I feel a restlessness that I cannot satisfy. I am always going, going, going and I cannot find what my soul is searching for. I want to fill the world with words and love and happy moments, but I don’t know how to do that. I want to absolutely radiate with positive energy and warmth, but I cannot figure out how to do that. That’s not for lack of trying. This weekend I am going to a yoga class and hopefully go ice skating and spend time in meditation and drinking tea and breathing and practicing love, love, love. I have a four-day weekend starting on Friday, because of Martin Luther King, Jr.

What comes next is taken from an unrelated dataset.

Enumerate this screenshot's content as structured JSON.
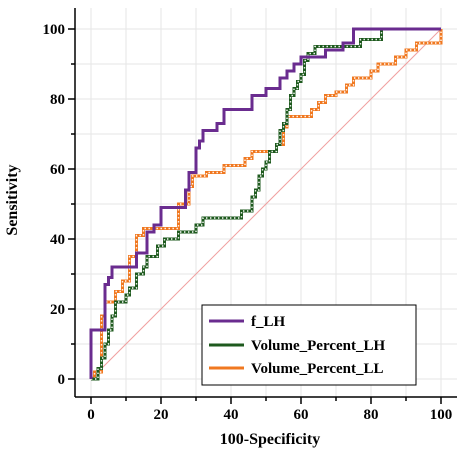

I had a tattoo consultation for santo, the Spanish word for holy, which I’d like on my foot. She’s going to do it for almost half of what I thought she would, which makes me happy. I went to the Unitarian Universalist church my mom grew up in, because I thought it would be interesting. As much as I wish it was, it wasn’t. I had a Naked juice that had 1000% of my daily Vitamin C needs. It wasn’t very tasty. I found a new coffee place, and it’s open until 1 am, if I needed a place to be. My boyfriend’s roommate told us about it. My Spotify Discover playlist introduced me to a fantastic new artist. You can find him here. I read Immanuel Kant, and we talked about him in my favorite class, Religious and Moral Psychology. Sometimes he makes my brain hurt, but it feels like I am learning a new language.
Hello, world. I am here, and I am ready for you.